Identifying and treating the correct pain source can, in some cases, reduce the need for antipsychotic or sedative medications that carry their own cognitive risks. Looking ahead, the growing recognition of SI joint dysfunction as a distinct and common pain entity is slowly changing clinical practice. More orthopedic and pain medicine specialists are incorporating SI joint evaluation into their standard workup for chronic low back pain, and diagnostic imaging techniques are improving. For caregivers advocating for a loved one with dementia and chronic back pain that has not responded to conventional treatment, asking specifically about sacroiliac joint evaluation is a reasonable and informed next step.
Conclusion
The sacroiliac joint is responsible for a substantial share of chronic lower back pain — 15 to 30 percent by most estimates — yet it remains chronically under-recognized. The ten symptoms outlined here form a recognizable pattern: one-sided pain below the belt line, deep buttock ache, pain with transitions, groin or thigh referral that stops above the knee, prolonged morning stiffness, intolerance of static positions, pseudo-sciatic symptoms without neurological deficits, leg instability, point-specific tenderness over the SI joint, and positive provocation testing. When three or more of these features are present, SI joint dysfunction deserves serious diagnostic consideration.
For older adults and those living with dementia, the stakes of a missed diagnosis extend beyond pain. Untreated SI joint dysfunction contributes to immobility, falls, behavioral disturbance, and unnecessary medication use. Caregivers who recognize these symptom patterns can advocate for targeted evaluation, starting with physical provocation tests and potentially a diagnostic injection. The path from chronic undiagnosed back pain to meaningful relief may be shorter than expected — if someone thinks to check the right joint.

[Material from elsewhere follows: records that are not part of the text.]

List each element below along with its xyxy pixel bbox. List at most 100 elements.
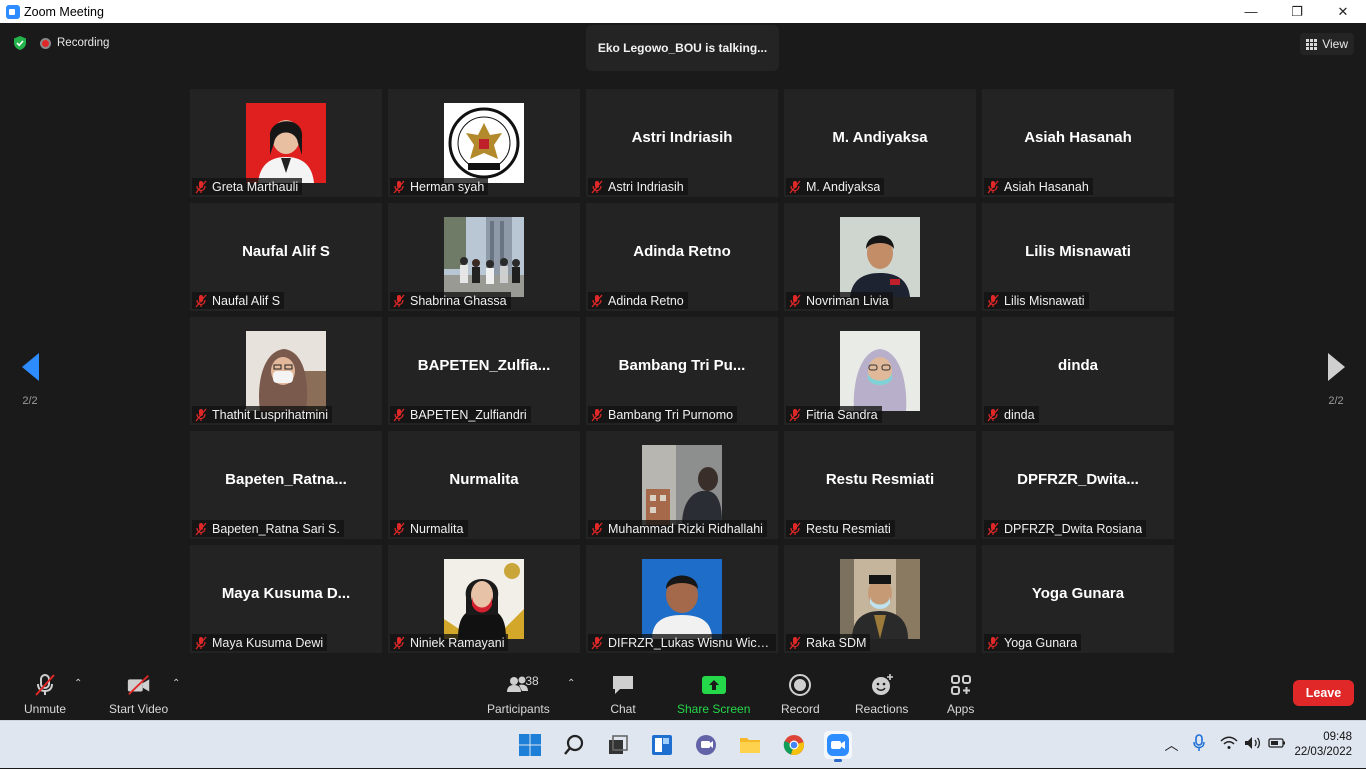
muted-mic-icon [591, 408, 603, 421]
battery-icon[interactable] [1268, 736, 1286, 754]
muted-microphone-icon [32, 672, 58, 698]
recording-label: Recording [57, 37, 110, 49]
security-shield-icon[interactable] [12, 35, 28, 51]
participant-tile[interactable]: Bambang Tri Pu... Bambang Tri Purnomo [586, 317, 778, 425]
unmute-button[interactable]: Unmute [24, 672, 66, 716]
taskbar-clock[interactable]: 09:48 22/03/2022 [1294, 730, 1352, 760]
microphone-tray-icon[interactable] [1192, 733, 1206, 757]
meeting-toolbar: Unmute ⌃ Start Video ⌃ 38 Participants ⌃… [0, 660, 1366, 720]
participant-video [642, 559, 722, 639]
participants-options-caret-icon[interactable]: ⌃ [567, 678, 575, 689]
participant-tile[interactable]: DPFRZR_Dwita... DPFRZR_Dwita Rosiana [982, 431, 1174, 539]
teams-chat-icon[interactable] [692, 731, 720, 759]
participant-display-name: BAPETEN_Zulfia... [417, 357, 551, 374]
widgets-icon[interactable] [648, 731, 676, 759]
start-video-button[interactable]: Start Video [109, 672, 168, 716]
muted-mic-icon [987, 294, 999, 307]
participant-tile[interactable]: Yoga Gunara Yoga Gunara [982, 545, 1174, 653]
participant-name-label: BAPETEN_Zulfiandri [390, 406, 531, 423]
participant-tile[interactable]: Muhammad Rizki Ridhallahi [586, 431, 778, 539]
audio-options-caret-icon[interactable]: ⌃ [74, 678, 82, 689]
apps-icon [948, 672, 974, 698]
participant-tile[interactable]: Thathit Lusprihatmini [190, 317, 382, 425]
file-explorer-icon[interactable] [736, 731, 764, 759]
participant-name: Fitria Sandra [806, 407, 878, 422]
record-button[interactable]: Record [781, 672, 820, 716]
chat-bubble-icon [610, 672, 636, 698]
minimize-button[interactable]: — [1228, 0, 1274, 23]
restore-button[interactable]: ❐ [1274, 0, 1320, 23]
participant-name: Bapeten_Ratna Sari S. [212, 521, 340, 536]
leave-button[interactable]: Leave [1293, 680, 1354, 706]
participant-display-name: dinda [1058, 357, 1098, 374]
arrow-right-icon [1327, 353, 1345, 381]
participant-tile[interactable]: Niniek Ramayani [388, 545, 580, 653]
chevron-up-icon[interactable]: ︿ [1164, 735, 1178, 755]
arrow-left-icon [21, 353, 39, 381]
muted-mic-icon [195, 408, 207, 421]
windows-start-icon[interactable] [516, 731, 544, 759]
participant-name-label: Naufal Alif S [192, 292, 285, 309]
recording-indicator[interactable]: Recording [40, 37, 109, 49]
participant-name-label: Lilis Misnawati [984, 292, 1089, 309]
muted-mic-icon [393, 294, 405, 307]
participant-name-label: Raka SDM [786, 634, 871, 651]
participant-tile[interactable]: Nurmalita Nurmalita [388, 431, 580, 539]
view-button[interactable]: View [1300, 33, 1354, 55]
close-button[interactable]: ✕ [1320, 0, 1366, 23]
volume-icon[interactable] [1244, 736, 1262, 755]
participant-tile[interactable]: Greta Marthauli [190, 89, 382, 197]
participant-tile[interactable]: Restu Resmiati Restu Resmiati [784, 431, 976, 539]
participant-name: Yoga Gunara [1004, 635, 1078, 650]
participants-label: Participants [487, 702, 550, 716]
participant-video [444, 217, 524, 297]
muted-mic-icon [591, 522, 603, 535]
meeting-area: Recording Eko Legowo_BOU is talking... V… [0, 23, 1366, 720]
participant-tile[interactable]: Naufal Alif S Naufal Alif S [190, 203, 382, 311]
share-screen-button[interactable]: Share Screen [677, 672, 750, 716]
participants-button[interactable]: 38 Participants [487, 672, 550, 716]
participant-tile[interactable]: Lilis Misnawati Lilis Misnawati [982, 203, 1174, 311]
zoom-taskbar-icon[interactable] [824, 731, 852, 762]
muted-mic-icon [789, 522, 801, 535]
participant-tile[interactable]: Bapeten_Ratna... Bapeten_Ratna Sari S. [190, 431, 382, 539]
chrome-icon[interactable] [780, 731, 808, 759]
participant-name-label: Novriman Livia [786, 292, 893, 309]
participant-tile[interactable]: dinda dinda [982, 317, 1174, 425]
participant-name-label: Greta Marthauli [192, 178, 303, 195]
participant-name-label: Herman syah [390, 178, 489, 195]
previous-page-button[interactable]: 2/2 [10, 353, 50, 407]
participant-tile[interactable]: Astri Indriasih Astri Indriasih [586, 89, 778, 197]
muted-mic-icon [987, 408, 999, 421]
search-icon[interactable] [560, 731, 588, 759]
view-label: View [1322, 37, 1348, 51]
record-label: Record [781, 702, 820, 716]
participant-tile[interactable]: Raka SDM [784, 545, 976, 653]
wifi-icon[interactable] [1220, 736, 1238, 755]
participant-tile[interactable]: Adinda Retno Adinda Retno [586, 203, 778, 311]
reactions-button[interactable]: Reactions [855, 672, 908, 716]
participant-name: Lilis Misnawati [1004, 293, 1085, 308]
muted-mic-icon [591, 180, 603, 193]
participant-display-name: Bapeten_Ratna... [225, 471, 347, 488]
participant-tile[interactable]: Novriman Livia [784, 203, 976, 311]
task-view-icon[interactable] [604, 731, 632, 759]
muted-mic-icon [789, 294, 801, 307]
participant-tile[interactable]: Asiah Hasanah Asiah Hasanah [982, 89, 1174, 197]
participant-name-label: Maya Kusuma Dewi [192, 634, 328, 651]
participant-name: Thathit Lusprihatmini [212, 407, 329, 422]
participant-display-name: Nurmalita [449, 471, 519, 488]
participant-tile[interactable]: Herman syah [388, 89, 580, 197]
video-options-caret-icon[interactable]: ⌃ [172, 678, 180, 689]
participant-tile[interactable]: Fitria Sandra [784, 317, 976, 425]
participant-tile[interactable]: BAPETEN_Zulfia... BAPETEN_Zulfiandri [388, 317, 580, 425]
participant-tile[interactable]: DIFRZR_Lukas Wisnu Wicak... [586, 545, 778, 653]
next-page-button[interactable]: 2/2 [1316, 353, 1356, 407]
chat-button[interactable]: Chat [610, 672, 636, 716]
apps-button[interactable]: Apps [947, 672, 974, 716]
participant-tile[interactable]: Maya Kusuma D... Maya Kusuma Dewi [190, 545, 382, 653]
clock-date: 22/03/2022 [1294, 746, 1352, 758]
participant-tile[interactable]: M. Andiyaksa M. Andiyaksa [784, 89, 976, 197]
participant-tile[interactable]: Shabrina Ghassa [388, 203, 580, 311]
participant-display-name: Restu Resmiati [825, 471, 935, 488]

Frequently Asked Questions
Can SI joint dysfunction cause pain on both sides at the same time?
While SI joint pain is typically unilateral, it is possible for both joints to be affected, particularly in people with inflammatory conditions like ankylosing spondylitis or those with significant pelvic asymmetry. However, bilateral SI joint pain is less common than unilateral, and bilateral low back pain should prompt evaluation for other causes as well.
How is SI joint dysfunction different from sciatica?
True sciatica involves compression of a lumbar nerve root and typically causes pain, numbness, or weakness extending below the knee, often into the foot, with measurable neurological deficits like reflex changes. SI joint dysfunction can mimic the buttock and upper thigh pain of sciatica but rarely extends below the knee and does not produce true neurological deficits on examination.
Can SI joint problems show up on an MRI or X-ray?
Standard imaging may show degenerative changes in the SI joint, but these findings are common in older adults and do not necessarily confirm the joint as the pain source. The gold standard for diagnosis is a fluoroscopically guided diagnostic injection that produces 75 percent or greater pain reduction, not imaging alone.
Is SI joint dysfunction permanent?
Not necessarily. Many people improve with physical therapy focused on pelvic stabilization and core strengthening. Others require periodic injections or radiofrequency ablation to manage symptoms. The condition tends to be chronic and recurrent rather than self-limiting, but it is treatable.
Why would someone with dementia have undiagnosed SI joint dysfunction?
People with cognitive impairment may be unable to describe their pain clearly, making it difficult for clinicians to distinguish SI joint pain from other causes. Pain may instead present as behavioral changes — agitation, resistance to movement, sleep disruption — that get attributed to the dementia itself rather than to a treatable musculoskeletal condition.